Well what you have proven is IF V IS THE DOUBLE DUAL OF ANOTHER VECTOR SPACE then V is the dual of another vector space. In your case you used V** as that V, and the other vector space as V.

But how do you prove that any vector space V is the dual of some other vector space without assuming that V is the double dual of some other vector space?

 

[matt grime]

But if V is finite dimensional V is the double dual of a vector space, itself; you know this: you write this as one of the two theorems that you knew. (And as I said, the result is I believe false for infinite dimensional vector spaces; since you are dealing with finite dimensional ones, or your second stated theorem that proves the result is false, there is no problem here). There is no need to speak in caps. Just take a look at what has been written, including what you wrote as the two things you know.
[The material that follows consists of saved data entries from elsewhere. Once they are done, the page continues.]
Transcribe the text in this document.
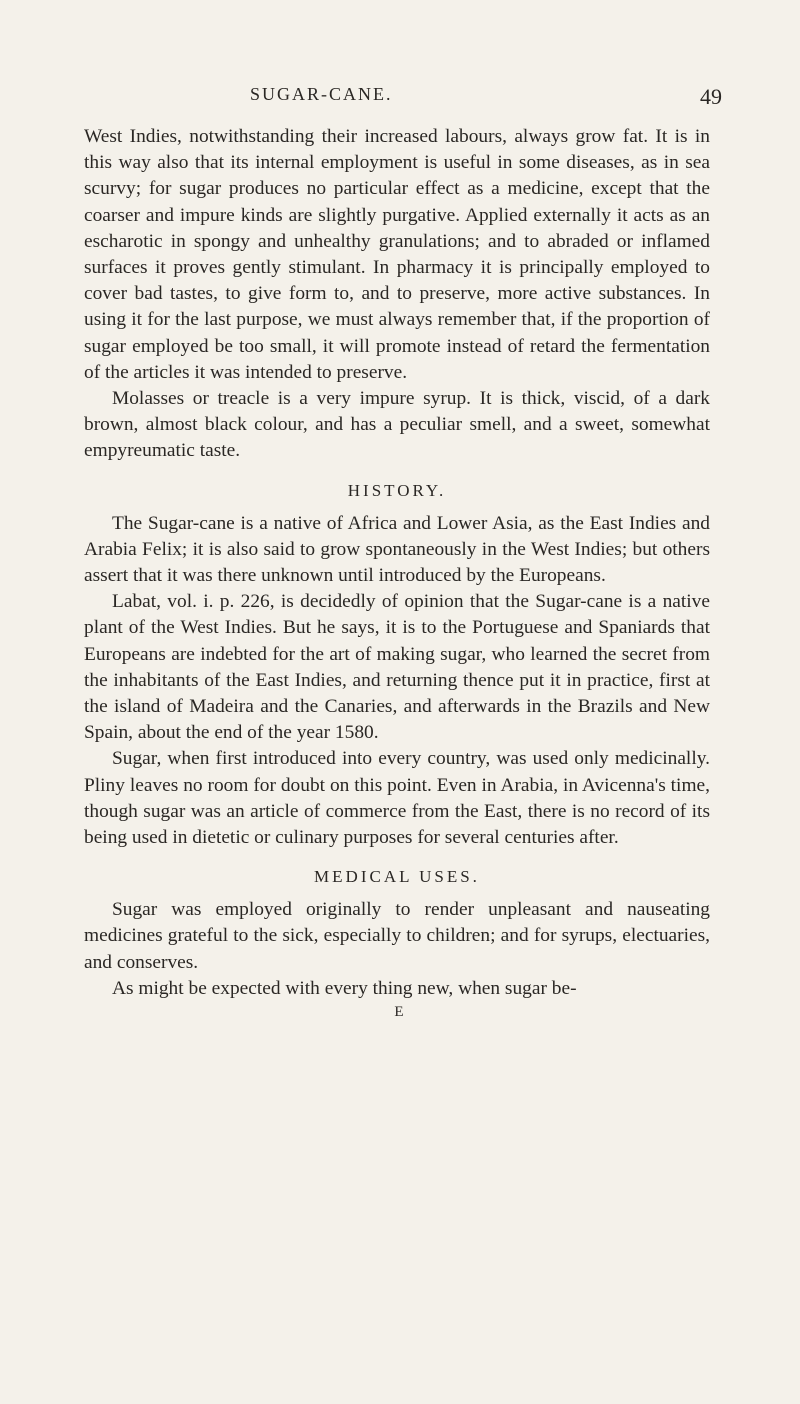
SUGAR-CANE.	49

West Indies, notwithstanding their increased labours, always grow fat. It is in this way also that its internal employment is useful in some diseases, as in sea scurvy; for sugar produces no particular effect as a medicine, except that the coarser and impure kinds are slightly purgative. Applied externally it acts as an escharotic in spongy and unhealthy granulations; and to abraded or inflamed surfaces it proves gently stimulant. In pharmacy it is principally employed to cover bad tastes, to give form to, and to preserve, more active substances. In using it for the last purpose, we must always remember that, if the proportion of sugar employed be too small, it will promote instead of retard the fermentation of the articles it was intended to preserve.

Molasses or treacle is a very impure syrup. It is thick, viscid, of a dark brown, almost black colour, and has a peculiar smell, and a sweet, somewhat empyreumatic taste.

HISTORY.

The Sugar-cane is a native of Africa and Lower Asia, as the East Indies and Arabia Felix; it is also said to grow spontaneously in the West Indies; but others assert that it was there unknown until introduced by the Europeans.

Labat, vol. i. p. 226, is decidedly of opinion that the Sugar-cane is a native plant of the West Indies. But he says, it is to the Portuguese and Spaniards that Europeans are indebted for the art of making sugar, who learned the secret from the inhabitants of the East Indies, and returning thence put it in practice, first at the island of Madeira and the Canaries, and afterwards in the Brazils and New Spain, about the end of the year 1580.

Sugar, when first introduced into every country, was used only medicinally. Pliny leaves no room for doubt on this point. Even in Arabia, in Avicenna's time, though sugar was an article of commerce from the East, there is no record of its being used in dietetic or culinary purposes for several centuries after.

MEDICAL USES.

Sugar was employed originally to render unpleasant and nauseating medicines grateful to the sick, especially to children; and for syrups, electuaries, and conserves.

As might be expected with every thing new, when sugar be-

E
Taking duals is a (contravariant) functor from Vect, the category of finite dimensional vector spaces, to Vect^{op}, it is 'self' inverse. Any finite dimensional vector space V is iso to W* where W=V*. What don't you agree with here? I am not assuming anything; all of these statements are easy to prove.

 

[Hurkyl]

This is just algebra. Forget that we're talking about vector spaces and linear functionals and stuff!

If V is finite dimensional, V = V**.
If V = W, then V* = W*

Your goal: If W is finite dimensional, find a V such that V* = W.

 

[HallsofIvy]

Well what you have proven is IF V IS THE DOUBLE DUAL OF ANOTHER VECTOR SPACE then V is the dual of another vector space. In your case you used V** as that V, and the other vector space as V.

But how do you prove that any vector space V is the dual of some other vector space without assuming that V is the double dual of some other vector space?

You don't have to "assume" it- it is true. If V is any vector space, then V is isomorphic to the dual of V*- that is V is isomorphic to V**.

If what is bothering you is that what can be proved "V is isomorphic to the dual of some other space" rather than "V is the dual of some other space", then I don't believe you can prove "V is the dual of some other space" since the definition of "dual of W" is "the set of all linear functions from the vector space W to the real numbers" and clearly, not every vector space V is a set of linear functionals. The most you can prove is that every vector space V is isomorphic to the dual of some other space.

 

[ak416]

HallsOfIvy: Ya, that's what's troubling me. It seems as if everyone is using "is" and "is isomorphic to" interchangeably, and only able to prove the latter but not the former. My book is careful with these words and it had a true or false question stating whether every vector is space is the dual of another vector space and it came out in the solutions that its true. So are you sure you can't prove the "IS" statement?
By the way, linear functionals are defined as taking a vector space V to any field F (not just the real numbers)

 

[Hurkyl]

I thought that might have been your problem at first, but you said things like:

All i can guess is that V can be thought of as set of constant functions...

so I thought that wasn't the problem. (an isomorphism gives us a way to "think of" things as something else)

So are you sure you can't prove the "IS" statement?

Trivially so -- if the vector space contains something that isn't a function, then it certainly cannot literally be a space of functions.